Второй момент - ориентация на эмпирический материал, на его объяснение. Как я уже говорил, мы изучали образцы мышления - математического, физического, химического и т.п., а всякое изучение мышления предполагает фиксацию и описание (объяснение) эмпирического материала. Конечно, он должен быть как-то проблематизирован, т.е. это не "чистые" факты, а материал, соотнесенный с какими-то проблемами, парадоксами, с различными его объяснениями. Итак, наши теоретические построения детерминировались необходимостью объяснить эмпирический материал, который должен был быть проблематизирован, осмыслен, интерпретирован, чем мы и занимались.

Третий момент - наличие определенной формы работы (творчества) и установок, в совокупности заменяющих логику. В нашей работе метод и логику во многом заменяли: рефлексия и коллективные обсуждения на семинарах; сочетание естественнонаучного подхода с собственно философским, отчасти, гуманитарным; стремление рассуждать понятийно.

Суммируя, можно утверждать, что перейдя к изучению образцов мышления в естественнонаучной манере, одновременно сохраняя философскую ориентацию, мы ориентировались не на парадоксы и проблемы некоторой области мышления, а реализовали сложную жизнедеятельность, основными доминантами которой были реализация личности Георгия Петровича и других участников семинара, возможность осмыслить и объяснить эмпирический материал, рефлексия и коллективная работа, стремление мыслить понятийно. Именно эти основные детерминанты и факторы конституировали наше мышление, позволив создать первые схемы содержательно-генетической логики. С точки зрения естественнонаучного подхода эти схемы представляли собой гипотезы, идеальные объекты, фрагменты теорий. Надо отметить, что при этом были нащупаны четыре очень важные установки, или идеи, которые затем определили все дальнейшее.

Первая установка - приоритет мышления над онтологией была уже достаточно осознана к тому времени, когда я пришел в Кружок. Исследования И.С.Ладенко, Георгия Петровича, Н.Г.Алексеева и других участников проводились именно в таком ключе: понятия, задающие объекты или целые объектные области, распредмечивались (переосмысливались) с точки зрения процедур мышления и деятельности. Одна из более поздних формулировок этой установки (приоритета мышления и деятельности над онтологией) звучит так: объект есть производная и проекция от соответствующих процедур мышления.

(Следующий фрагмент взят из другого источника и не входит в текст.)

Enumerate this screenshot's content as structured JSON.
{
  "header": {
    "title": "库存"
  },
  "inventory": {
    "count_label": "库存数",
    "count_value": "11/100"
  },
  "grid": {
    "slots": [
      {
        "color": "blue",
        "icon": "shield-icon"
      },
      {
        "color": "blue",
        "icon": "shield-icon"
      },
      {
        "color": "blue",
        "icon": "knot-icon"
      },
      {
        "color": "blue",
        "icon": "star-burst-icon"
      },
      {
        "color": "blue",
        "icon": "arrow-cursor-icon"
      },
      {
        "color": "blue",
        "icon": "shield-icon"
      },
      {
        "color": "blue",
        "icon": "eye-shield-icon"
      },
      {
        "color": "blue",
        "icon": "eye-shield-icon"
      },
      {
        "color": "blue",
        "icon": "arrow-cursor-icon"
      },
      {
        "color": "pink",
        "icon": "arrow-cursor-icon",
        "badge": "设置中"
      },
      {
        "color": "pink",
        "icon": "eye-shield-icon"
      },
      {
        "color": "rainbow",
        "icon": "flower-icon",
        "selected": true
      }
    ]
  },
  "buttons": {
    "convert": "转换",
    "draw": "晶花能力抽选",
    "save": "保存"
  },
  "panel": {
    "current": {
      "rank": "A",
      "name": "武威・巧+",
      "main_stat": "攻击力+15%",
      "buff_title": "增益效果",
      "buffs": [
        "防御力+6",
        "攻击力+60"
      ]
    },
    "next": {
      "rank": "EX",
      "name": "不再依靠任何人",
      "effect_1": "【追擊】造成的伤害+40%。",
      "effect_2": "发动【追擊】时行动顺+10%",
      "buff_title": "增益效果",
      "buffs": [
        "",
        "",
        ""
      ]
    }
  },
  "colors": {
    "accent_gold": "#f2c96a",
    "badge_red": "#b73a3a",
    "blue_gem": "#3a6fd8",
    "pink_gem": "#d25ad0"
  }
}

Вторая, не менее важная установка - понимание мышления в семиотическом ключе, то есть как системы знаковых средств, позволяющих решать определенные социально значимые проблемы. Здесь можно сослаться на всем известные классические работы Георгия Петровича по языковому мышлению и семиотике. Идею знака, как я уже говорил, Георгий Петрович заимствовал у Л.С.Выготского, не меньшее влияние на него оказали работы Ф. Соссюра и других языковедов.

Третья установка - рассматривать мышление исторически, с чем была связана идея развития мышления.

Четвертая установка - деятельностная трактовка мышления

В нашем сообществе часто обсуждался вопрос о том, как мы вышли на идею деятельности, как сформировалась теория деятельности. Мне кажется, здесь действовал интересный, не очень прописнный в литературе механизм. Какова (кратко) его схема?

Если согласиться с предлагаемой мною реконструкцией, то у нас в начале 60-х годов сложилась интеллектуальная ситуация, предопределенная коллективом во главе с Г.П., образцами научного мышления, схемами знаний и мышления. Особый интерес представляют схемы, которые в методологии могут пониматься трояко. Во-первых, это продукт деятельности методологической группы, которая себя реализует, члены которой осуществляют рефлексию, жесткую критику и т.д. В этом смысле методологические схемы - это схематизация собственной деятельности методологов, рефлексия их собственного опыта, не более того, что осознавалось нами довольно хорошо.

Во-вторых, эти схемы трактовались как идеальные объекты. Имело место, по выражению О.И.Генисаретского, оестествление и объективация методологических схем, превращение их в объекты. Схемы объективировались, им приписывалась некоторая реальность, понимаемая в естественной модальности. Методологические схемы задавали представления о мышлении, о деятельности, о знании и т.д.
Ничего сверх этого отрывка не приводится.